Iqbal had vividly expostulated that Ego could only be preserved by having a solid purpose in life. Purposeless life is sapless and sardonic. It is incumbent upon man to distinguish himself through positive, progressive and virtuous values. Hence, in “Asrar-o-Rumooz” he says:
“Immortality is based on purpose in life. The bell call for its caravan is by purpose;
The life is hidden in constant struggle. Its reality is in persistent quest of hope.”

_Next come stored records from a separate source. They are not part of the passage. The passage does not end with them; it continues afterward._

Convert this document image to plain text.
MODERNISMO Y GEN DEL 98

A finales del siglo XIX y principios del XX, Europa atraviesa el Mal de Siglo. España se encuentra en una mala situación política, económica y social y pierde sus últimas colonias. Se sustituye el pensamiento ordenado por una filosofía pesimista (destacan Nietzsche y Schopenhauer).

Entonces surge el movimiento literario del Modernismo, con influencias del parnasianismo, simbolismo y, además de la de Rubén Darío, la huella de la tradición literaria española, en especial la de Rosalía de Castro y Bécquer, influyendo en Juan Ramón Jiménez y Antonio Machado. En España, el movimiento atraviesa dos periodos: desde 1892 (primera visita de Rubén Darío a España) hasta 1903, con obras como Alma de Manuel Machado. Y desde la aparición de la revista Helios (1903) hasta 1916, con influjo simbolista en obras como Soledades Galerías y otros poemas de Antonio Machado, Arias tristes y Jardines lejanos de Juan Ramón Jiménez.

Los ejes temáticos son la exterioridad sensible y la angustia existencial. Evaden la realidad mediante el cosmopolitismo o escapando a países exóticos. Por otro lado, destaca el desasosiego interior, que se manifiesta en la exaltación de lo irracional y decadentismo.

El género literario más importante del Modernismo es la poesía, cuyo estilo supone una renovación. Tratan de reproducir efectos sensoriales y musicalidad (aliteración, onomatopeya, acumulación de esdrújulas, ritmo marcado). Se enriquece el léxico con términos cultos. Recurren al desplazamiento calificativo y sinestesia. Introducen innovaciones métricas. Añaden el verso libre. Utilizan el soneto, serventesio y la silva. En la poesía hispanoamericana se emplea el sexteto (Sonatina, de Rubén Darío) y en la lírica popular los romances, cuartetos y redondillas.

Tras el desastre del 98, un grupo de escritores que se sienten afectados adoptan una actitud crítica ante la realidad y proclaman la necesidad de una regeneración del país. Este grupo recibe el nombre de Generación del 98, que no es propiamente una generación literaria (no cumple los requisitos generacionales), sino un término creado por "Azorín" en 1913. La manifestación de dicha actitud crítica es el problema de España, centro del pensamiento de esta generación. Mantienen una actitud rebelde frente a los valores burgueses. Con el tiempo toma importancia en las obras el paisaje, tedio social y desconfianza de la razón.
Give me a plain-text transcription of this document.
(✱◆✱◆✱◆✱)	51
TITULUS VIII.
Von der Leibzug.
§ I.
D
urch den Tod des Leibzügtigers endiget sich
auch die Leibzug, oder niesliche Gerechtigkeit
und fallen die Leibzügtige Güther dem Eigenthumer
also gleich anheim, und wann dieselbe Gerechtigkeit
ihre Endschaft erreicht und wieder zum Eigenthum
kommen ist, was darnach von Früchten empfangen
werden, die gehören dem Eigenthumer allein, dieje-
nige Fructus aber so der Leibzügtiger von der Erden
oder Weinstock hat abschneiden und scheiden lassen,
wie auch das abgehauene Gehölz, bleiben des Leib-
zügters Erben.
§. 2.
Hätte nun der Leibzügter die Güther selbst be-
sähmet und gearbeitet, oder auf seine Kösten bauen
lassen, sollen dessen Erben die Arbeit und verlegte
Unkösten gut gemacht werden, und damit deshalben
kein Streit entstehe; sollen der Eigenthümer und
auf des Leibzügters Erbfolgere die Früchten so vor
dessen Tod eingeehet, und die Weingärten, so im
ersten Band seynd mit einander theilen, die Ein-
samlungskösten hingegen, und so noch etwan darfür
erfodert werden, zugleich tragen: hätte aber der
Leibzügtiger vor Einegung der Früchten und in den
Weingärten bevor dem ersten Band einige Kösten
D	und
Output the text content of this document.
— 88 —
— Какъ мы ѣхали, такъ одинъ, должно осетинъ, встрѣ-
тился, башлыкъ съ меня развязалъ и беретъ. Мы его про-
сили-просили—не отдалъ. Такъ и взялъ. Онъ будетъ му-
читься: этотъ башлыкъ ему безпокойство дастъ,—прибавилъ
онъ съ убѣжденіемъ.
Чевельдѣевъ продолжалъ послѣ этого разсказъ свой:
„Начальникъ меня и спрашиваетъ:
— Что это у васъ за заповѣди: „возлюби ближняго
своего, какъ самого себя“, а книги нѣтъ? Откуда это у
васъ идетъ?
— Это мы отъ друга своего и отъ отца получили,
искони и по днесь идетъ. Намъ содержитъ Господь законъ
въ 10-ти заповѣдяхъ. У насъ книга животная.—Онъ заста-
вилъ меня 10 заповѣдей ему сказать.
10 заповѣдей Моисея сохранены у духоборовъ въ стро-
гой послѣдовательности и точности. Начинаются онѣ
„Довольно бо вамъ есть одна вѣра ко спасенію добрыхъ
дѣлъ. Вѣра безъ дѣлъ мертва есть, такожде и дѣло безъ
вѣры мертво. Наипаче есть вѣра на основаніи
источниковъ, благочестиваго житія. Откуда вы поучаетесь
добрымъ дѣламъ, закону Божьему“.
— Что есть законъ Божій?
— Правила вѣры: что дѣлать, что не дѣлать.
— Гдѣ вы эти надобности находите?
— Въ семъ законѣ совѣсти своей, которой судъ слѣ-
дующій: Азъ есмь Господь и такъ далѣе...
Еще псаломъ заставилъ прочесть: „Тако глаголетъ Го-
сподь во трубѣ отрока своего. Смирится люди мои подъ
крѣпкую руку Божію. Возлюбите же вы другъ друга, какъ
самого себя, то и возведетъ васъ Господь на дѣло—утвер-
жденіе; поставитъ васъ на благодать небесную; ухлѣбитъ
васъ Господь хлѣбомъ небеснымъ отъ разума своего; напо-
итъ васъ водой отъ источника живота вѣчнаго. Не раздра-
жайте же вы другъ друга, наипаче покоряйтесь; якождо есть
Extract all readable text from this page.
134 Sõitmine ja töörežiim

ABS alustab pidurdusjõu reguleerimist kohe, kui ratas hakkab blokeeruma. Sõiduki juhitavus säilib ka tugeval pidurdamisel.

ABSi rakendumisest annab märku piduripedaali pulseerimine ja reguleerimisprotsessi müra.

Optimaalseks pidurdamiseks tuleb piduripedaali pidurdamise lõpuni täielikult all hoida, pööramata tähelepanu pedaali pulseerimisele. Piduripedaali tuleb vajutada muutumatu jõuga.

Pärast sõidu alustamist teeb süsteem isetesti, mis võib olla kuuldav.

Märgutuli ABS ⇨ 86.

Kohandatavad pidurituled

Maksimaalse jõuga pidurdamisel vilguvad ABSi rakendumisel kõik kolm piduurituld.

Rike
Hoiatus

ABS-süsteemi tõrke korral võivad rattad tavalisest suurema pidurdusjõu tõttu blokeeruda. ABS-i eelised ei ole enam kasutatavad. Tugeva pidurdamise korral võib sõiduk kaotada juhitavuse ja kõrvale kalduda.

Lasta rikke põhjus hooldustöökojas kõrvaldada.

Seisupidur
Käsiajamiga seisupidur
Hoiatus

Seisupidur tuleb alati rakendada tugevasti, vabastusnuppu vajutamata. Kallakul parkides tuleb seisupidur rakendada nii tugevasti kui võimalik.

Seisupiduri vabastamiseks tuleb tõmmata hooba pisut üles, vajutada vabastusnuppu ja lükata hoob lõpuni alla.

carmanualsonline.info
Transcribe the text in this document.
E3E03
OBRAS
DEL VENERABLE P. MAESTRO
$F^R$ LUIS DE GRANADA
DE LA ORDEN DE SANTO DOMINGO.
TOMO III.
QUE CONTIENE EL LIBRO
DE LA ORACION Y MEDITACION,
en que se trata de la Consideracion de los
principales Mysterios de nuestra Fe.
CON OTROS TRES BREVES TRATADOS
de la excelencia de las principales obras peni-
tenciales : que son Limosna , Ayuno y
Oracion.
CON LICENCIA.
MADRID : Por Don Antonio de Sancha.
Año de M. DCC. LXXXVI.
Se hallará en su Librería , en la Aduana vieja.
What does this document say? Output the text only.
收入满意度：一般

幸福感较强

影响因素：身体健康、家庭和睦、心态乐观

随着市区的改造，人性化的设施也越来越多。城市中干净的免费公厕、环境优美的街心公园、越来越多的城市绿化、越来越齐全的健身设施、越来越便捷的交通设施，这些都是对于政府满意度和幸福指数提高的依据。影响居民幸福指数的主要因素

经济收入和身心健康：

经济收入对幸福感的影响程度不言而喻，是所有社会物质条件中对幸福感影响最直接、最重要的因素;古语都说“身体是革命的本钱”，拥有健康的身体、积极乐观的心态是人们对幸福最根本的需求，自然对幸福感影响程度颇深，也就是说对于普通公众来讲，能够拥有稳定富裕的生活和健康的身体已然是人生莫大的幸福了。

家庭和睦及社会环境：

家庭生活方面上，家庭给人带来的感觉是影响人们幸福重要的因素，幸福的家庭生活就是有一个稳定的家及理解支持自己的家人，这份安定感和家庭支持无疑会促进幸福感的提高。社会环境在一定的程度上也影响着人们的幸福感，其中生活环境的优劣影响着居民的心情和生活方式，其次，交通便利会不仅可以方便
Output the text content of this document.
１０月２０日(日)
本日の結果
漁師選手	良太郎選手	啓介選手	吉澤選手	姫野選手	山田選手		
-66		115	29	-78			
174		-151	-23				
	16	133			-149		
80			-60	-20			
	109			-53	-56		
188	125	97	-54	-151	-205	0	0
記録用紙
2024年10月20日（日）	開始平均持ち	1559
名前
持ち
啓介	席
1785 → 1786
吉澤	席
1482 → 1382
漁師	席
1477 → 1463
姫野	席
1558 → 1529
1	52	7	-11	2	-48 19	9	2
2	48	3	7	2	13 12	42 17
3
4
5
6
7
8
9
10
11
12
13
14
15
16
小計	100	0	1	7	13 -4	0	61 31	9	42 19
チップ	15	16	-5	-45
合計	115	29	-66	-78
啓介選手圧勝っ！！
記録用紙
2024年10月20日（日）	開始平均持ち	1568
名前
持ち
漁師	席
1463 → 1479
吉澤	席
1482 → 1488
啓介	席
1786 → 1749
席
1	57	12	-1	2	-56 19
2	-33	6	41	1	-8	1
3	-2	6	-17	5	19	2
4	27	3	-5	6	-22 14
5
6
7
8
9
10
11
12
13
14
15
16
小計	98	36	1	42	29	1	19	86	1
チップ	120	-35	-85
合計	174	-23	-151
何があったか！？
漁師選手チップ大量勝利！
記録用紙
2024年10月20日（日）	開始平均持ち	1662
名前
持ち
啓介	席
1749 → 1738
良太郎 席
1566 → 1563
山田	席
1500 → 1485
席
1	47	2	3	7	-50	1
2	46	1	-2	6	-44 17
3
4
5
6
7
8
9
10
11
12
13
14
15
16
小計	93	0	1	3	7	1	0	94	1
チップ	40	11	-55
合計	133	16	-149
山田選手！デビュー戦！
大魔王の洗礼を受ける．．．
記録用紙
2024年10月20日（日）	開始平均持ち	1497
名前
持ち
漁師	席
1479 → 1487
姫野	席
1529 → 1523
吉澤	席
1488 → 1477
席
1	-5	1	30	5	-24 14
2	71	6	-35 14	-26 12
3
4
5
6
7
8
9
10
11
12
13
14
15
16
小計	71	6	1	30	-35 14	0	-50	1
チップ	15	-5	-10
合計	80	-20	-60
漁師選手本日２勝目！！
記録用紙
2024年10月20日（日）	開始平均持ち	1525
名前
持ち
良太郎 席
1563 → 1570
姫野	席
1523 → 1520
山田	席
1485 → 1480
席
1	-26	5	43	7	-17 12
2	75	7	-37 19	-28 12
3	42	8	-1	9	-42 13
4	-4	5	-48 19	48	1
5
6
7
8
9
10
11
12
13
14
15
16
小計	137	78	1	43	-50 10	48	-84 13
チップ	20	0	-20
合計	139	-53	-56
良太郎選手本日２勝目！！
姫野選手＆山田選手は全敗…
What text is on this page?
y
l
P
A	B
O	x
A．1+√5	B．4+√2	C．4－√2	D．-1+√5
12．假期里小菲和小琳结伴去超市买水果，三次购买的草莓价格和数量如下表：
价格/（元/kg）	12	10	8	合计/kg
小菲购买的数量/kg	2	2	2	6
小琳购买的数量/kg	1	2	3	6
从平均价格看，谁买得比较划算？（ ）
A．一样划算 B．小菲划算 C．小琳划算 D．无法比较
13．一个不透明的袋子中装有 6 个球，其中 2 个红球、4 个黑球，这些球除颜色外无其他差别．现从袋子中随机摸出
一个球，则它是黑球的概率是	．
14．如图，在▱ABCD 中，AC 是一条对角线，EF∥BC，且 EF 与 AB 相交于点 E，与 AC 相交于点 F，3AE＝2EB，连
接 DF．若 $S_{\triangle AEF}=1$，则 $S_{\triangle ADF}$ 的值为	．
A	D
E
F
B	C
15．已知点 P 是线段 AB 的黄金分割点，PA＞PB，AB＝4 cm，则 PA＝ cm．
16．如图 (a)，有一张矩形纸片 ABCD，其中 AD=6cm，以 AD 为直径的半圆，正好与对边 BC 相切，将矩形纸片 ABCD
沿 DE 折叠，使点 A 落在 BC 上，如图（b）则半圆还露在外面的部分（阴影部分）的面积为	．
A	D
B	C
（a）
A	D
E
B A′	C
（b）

Dr Vahid gives the following views about the Unityism of Iqbal that reveals the secrets of Egohood. He writes:
“The doctrine of Unityism was assailed by several Muslim thinkers, notably Ibn-Taymiyya and Shaikh Ahmad Srihindi; but they all attacked the doctrine merely as an article of faith for purely theological reasons, and while volumes were being written by both sides, the poison generated by these ideas was infecting the very roots of the Islamic body-politic. Iqbal assailed the doctrine on practical grounds. It is a proof of his originality of thought that he traced the connection between the doctrine of Unityism and the decadence which characterized all Eastern people in general and Islamic people in particular. Undaunted by the extent to which the poison from these ideas had worked into the intellectual and physiological life of all eastern people, Iqbal came forth to challenge the existing ideas by proclaiming that life is real and not mere illusion. He asks; ‘What then is life?’, and answers, ‘It is individual; its highest form so far is the Ego (Khudi) in which the individual becomes a Self-contained exclusive centre’. According to Iqbal there is a gradually rising note of Egohood in the whole universe. We are conscious of this in our own self, in Nature before us and in the ultimate principle of our life, the ultimate Ego. Starting with the individual Ego as a centre of will and energy he develops his philosophy; his concept of God, the individual’s freedom, will and immortality”. (pp 29-30)
It should be noted that according to Iqbal the characteristics of Ego are three, which are:
(i) It is not space-bound in the sense in which the body is bound.
(ii) True time-duration belongs to it alone.
(iii) It is essentially private and unique.